Jeb Bing, the founding editor of the Pleasanton Weekly, wrote the "Around Town" column that appeared on Page 3 of the publication every week for more than 17 years. Every week for 17 years ... that is not a typo!
When Jeb retired from writing with us, we asked the Pleasanton Weekly's founding managing editor, Dolores Fox Ciardelli, to share this space biweekly. She was the Pleasanton Weekly's lifestyles editor at the time. The name of Dolores' column was "Valley Views," a take off of the "Diablo Views" column she wrote in the Danville Weekly when she was the editor there.
In honor of two of the most professional, persistent, passionate and personable journalists I have ever had the good fortune to work with, I'm blending the names of the columns that graced this page for more than 20 years by calling it "Around the Valley."
Jeb and Dolores have retired, and I will now share this space with Jeremy Walsh, the division's editor for the past five years.
Let me introduce myself, or reintroduce myself as the case may be. I've been the president of Embarcadero Media Group's East Bay Division and publisher of its print and online publications for more than 15 years.
You might have seen my byline or my name on the masthead (aka, the staff box), but I've never had a column in the Weekly. That was always reserved for the editor, or editors.
I was once an editor, though, and a reporter before that. I always wanted to work in news. When I was 5 years old, my parents drove past the Beacon-News building in downtown Aurora, Ill., and I confidently announced I would work there someday.

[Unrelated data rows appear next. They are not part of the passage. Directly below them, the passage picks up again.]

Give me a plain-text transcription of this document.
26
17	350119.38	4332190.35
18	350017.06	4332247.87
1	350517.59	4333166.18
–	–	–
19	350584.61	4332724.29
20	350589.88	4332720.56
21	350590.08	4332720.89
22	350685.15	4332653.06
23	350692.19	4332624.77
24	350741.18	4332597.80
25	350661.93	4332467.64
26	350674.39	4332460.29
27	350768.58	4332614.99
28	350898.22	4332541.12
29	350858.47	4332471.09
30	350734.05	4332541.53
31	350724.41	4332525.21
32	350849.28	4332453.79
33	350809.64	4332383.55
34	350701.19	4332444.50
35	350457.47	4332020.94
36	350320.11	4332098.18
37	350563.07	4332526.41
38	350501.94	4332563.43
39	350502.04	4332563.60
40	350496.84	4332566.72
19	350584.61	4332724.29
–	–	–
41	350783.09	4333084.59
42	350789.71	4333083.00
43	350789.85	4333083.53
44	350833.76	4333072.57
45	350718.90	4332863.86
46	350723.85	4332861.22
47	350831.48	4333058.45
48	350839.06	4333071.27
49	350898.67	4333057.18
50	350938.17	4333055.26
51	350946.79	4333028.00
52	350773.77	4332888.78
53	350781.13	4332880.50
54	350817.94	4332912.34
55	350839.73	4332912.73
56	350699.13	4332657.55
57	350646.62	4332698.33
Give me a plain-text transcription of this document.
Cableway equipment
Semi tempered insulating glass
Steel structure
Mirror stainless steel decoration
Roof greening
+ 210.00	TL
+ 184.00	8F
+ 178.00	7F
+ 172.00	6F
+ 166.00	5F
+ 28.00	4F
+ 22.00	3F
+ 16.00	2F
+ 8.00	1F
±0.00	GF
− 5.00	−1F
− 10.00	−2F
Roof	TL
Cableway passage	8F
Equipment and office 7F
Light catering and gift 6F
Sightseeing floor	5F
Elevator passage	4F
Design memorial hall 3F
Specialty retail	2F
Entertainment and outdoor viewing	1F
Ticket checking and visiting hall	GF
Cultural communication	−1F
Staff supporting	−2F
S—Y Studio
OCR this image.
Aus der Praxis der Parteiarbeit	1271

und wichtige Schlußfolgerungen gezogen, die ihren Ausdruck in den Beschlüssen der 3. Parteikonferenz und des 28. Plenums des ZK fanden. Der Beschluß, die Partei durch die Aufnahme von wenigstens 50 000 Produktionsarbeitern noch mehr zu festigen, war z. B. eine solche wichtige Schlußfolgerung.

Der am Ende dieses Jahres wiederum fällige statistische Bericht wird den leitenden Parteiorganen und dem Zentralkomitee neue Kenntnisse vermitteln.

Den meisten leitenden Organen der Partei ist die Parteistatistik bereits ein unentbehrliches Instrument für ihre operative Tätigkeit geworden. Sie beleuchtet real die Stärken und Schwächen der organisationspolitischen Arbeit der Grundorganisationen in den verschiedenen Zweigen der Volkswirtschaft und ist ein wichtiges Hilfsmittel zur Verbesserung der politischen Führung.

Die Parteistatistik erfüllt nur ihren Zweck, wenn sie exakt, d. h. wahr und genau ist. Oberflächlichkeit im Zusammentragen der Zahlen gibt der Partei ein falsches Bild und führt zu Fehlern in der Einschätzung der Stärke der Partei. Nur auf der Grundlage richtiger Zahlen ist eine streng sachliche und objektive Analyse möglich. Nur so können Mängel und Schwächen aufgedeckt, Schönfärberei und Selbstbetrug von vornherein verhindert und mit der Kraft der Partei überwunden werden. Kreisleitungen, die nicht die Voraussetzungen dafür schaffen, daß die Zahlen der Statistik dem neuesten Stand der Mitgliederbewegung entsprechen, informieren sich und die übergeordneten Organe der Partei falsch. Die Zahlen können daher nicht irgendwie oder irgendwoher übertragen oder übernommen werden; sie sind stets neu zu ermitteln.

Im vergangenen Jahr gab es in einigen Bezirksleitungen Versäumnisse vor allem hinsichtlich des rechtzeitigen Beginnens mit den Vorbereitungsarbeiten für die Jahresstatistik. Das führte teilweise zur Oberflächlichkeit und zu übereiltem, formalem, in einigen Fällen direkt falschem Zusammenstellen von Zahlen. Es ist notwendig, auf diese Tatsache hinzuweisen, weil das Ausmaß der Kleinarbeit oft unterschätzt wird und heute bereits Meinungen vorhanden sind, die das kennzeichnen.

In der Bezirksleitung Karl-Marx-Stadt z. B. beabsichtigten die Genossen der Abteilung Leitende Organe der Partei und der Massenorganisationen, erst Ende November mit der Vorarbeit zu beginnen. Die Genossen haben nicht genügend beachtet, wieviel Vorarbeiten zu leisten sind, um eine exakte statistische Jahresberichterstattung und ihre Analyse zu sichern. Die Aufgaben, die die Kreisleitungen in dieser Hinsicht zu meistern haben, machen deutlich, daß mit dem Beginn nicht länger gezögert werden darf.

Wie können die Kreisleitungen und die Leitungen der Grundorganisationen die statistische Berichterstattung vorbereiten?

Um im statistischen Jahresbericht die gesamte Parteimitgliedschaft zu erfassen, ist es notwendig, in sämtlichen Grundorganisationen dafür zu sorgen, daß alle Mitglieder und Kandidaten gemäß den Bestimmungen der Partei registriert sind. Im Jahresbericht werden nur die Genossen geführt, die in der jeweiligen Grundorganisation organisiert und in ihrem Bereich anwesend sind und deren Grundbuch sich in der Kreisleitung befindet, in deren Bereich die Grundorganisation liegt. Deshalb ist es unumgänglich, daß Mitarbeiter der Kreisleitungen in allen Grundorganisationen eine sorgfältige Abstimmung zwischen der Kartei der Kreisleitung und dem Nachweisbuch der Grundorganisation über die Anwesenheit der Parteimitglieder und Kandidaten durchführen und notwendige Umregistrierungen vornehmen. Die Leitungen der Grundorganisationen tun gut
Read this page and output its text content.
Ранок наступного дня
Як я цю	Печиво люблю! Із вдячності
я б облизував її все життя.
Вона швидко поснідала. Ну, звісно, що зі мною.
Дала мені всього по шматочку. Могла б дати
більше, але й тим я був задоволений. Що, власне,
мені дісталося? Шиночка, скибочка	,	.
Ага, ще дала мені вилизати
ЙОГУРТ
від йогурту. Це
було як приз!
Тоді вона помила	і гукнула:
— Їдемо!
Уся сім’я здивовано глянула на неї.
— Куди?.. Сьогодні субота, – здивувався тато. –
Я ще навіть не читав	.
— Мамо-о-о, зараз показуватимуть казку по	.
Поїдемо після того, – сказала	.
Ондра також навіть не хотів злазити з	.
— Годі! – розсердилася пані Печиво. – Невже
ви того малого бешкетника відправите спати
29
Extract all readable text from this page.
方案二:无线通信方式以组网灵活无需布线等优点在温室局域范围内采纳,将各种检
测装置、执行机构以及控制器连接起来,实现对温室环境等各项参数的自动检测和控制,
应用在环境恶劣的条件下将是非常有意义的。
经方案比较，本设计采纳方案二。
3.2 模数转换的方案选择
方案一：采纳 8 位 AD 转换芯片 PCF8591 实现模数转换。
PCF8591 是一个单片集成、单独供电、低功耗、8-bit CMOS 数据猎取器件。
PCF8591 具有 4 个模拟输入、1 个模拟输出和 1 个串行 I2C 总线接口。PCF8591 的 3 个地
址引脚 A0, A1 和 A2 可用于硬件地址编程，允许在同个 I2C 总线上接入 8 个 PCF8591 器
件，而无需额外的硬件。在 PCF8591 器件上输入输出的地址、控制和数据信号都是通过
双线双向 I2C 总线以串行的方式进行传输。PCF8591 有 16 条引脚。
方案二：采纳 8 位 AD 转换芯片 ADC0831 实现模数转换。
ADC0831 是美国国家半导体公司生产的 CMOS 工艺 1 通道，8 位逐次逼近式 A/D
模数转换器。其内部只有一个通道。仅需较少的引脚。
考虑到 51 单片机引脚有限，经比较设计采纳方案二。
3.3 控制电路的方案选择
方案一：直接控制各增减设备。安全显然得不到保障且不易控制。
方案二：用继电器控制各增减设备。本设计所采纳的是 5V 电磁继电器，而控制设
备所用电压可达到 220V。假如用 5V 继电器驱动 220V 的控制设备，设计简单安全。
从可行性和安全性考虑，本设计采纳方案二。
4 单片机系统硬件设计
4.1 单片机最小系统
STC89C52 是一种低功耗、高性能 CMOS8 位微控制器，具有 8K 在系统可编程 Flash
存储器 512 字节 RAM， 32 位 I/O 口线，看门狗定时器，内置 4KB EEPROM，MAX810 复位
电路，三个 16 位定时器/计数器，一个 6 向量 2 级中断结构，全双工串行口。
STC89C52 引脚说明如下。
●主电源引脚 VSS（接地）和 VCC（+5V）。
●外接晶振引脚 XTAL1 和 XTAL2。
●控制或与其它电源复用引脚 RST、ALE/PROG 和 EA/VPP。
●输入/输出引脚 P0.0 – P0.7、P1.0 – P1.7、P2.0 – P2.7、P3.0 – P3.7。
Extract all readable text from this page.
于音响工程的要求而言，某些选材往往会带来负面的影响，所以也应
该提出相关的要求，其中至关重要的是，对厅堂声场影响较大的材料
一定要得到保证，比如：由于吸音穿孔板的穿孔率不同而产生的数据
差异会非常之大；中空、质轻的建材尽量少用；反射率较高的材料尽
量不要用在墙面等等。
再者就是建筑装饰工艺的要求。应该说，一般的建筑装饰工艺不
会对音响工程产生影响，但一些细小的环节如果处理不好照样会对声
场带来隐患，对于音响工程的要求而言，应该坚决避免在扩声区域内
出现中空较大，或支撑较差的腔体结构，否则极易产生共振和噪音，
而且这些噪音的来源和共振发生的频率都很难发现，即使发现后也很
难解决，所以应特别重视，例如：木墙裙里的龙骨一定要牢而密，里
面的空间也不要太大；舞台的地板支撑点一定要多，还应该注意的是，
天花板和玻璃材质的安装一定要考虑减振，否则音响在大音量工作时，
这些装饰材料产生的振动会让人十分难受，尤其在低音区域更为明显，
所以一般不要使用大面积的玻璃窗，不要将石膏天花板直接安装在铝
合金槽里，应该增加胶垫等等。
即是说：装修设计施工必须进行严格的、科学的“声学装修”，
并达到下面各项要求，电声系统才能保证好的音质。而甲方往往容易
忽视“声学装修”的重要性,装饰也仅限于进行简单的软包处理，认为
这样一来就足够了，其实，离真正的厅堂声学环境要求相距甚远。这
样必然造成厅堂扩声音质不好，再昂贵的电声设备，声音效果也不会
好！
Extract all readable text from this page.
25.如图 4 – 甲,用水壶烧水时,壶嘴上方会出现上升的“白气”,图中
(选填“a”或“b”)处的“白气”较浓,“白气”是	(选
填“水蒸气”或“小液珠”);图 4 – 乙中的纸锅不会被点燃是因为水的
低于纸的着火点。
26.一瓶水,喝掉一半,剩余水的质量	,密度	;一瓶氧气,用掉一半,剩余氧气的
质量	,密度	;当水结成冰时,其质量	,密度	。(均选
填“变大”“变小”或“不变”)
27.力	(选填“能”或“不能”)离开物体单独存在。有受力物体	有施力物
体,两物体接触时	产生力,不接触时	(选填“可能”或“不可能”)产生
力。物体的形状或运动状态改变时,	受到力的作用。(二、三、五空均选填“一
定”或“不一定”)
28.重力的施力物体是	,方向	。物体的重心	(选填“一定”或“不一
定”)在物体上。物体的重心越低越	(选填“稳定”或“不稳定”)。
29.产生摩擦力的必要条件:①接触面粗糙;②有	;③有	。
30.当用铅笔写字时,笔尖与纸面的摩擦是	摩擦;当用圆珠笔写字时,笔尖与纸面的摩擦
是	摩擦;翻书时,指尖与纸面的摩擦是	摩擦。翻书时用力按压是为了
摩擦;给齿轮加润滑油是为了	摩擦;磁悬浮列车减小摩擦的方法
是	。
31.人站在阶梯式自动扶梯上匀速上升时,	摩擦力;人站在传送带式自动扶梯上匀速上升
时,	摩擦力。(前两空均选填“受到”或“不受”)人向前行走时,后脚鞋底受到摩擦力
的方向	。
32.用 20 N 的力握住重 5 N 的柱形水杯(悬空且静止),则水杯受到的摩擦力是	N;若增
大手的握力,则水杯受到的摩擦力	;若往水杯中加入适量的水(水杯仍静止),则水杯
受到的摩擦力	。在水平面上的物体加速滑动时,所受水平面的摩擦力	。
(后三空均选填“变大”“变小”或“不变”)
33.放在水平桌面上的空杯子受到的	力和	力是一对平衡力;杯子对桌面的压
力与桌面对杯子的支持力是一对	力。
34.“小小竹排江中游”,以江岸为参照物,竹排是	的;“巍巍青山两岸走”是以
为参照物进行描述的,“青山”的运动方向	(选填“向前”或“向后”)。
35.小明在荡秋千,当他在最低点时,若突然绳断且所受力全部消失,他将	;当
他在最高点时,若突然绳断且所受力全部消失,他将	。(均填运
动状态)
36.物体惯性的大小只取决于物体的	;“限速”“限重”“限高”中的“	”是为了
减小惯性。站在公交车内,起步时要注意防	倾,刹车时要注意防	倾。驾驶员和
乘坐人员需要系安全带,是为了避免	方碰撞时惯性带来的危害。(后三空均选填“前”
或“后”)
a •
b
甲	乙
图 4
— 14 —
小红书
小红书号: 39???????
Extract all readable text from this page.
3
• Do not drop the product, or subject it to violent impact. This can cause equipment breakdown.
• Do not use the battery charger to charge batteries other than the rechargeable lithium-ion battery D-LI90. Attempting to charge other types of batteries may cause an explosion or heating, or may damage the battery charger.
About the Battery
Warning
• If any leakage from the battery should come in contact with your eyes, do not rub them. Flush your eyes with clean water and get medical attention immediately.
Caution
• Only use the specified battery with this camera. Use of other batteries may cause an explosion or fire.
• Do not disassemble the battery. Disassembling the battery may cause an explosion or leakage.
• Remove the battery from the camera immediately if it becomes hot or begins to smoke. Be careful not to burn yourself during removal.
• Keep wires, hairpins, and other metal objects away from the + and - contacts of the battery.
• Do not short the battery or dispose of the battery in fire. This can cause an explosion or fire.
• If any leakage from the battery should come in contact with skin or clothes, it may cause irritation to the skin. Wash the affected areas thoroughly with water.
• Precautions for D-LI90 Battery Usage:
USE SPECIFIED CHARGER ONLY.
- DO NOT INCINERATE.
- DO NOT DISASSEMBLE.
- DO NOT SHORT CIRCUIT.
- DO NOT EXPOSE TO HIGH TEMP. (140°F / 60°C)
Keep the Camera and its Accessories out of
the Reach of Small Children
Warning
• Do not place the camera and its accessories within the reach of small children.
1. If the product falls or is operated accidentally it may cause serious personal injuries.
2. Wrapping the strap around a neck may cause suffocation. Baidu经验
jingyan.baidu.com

And I did, for about nine years, at a time when most newspapers had 20% profit margins. It wasn't necessarily the heyday of newspapers, but it wasn't bad. The newsroom was packed with reporters and we had four staff photographers.
In my 30-plus years in news media, much has changed -- how news is gathered and delivered and the business model being the biggies. No more 20% profit margins. Or profit margins at all in many cases.
One thing that has not changed is what people want to read, whether they read it in the local paper or on a computer, tablet or phone.
People are interested in topics that directly affect them, like declining enrollment in the public school districts, election districting maps and police news.
But people also want to read about the things that connect them to others. These pieces are generally called human-interest stories, and they fall into a couple different categories.
For example, there are the genuine "feel-good" human interest stories, like hearing from a couple married more than 60 years on how to have a healthy relationship, or the mother and son who rescued ducklings from a storm drain.
Then there are the human interest stories that inspire us, like a young woman who created a nonprofit to fund research for a disease her mother suffers from, or a formerly unhoused and hungry man fighting his personal demons to eventually go on to help the unhoused and hungry.
Other human interest stories connect us because we have been where these neighbors are, or know someone who has or is going through similar challenges. We understand and feel for a person who is battling cancer ... maybe again ... or caring for a loved one with cancer. Or the widower trying to move on after the death of his wife of 50 years. Or the couple who suffers a stillbirth at 34 weeks of pregnancy.
We are human and as humans we feel. I'm not promising a "tug on the heart strings" human interest story with every column. But I do love writing these.
Some columns might fall in the "need to know" category and deal with more hard news. Some columns might fall into the "things that make you go hmmmm" category, answering long-asked questions around the Valley, like how "soon" is Cook's Seafood coming to the corner of Bernal and Valley?
I welcome your ideas and questions.
Editor's note: Gina Channell Wilcox has been the president and publisher of Embarcadero Media's East Bay Division since October 2006. Her "Around the Valley" column runs the first and third Fridays of the month.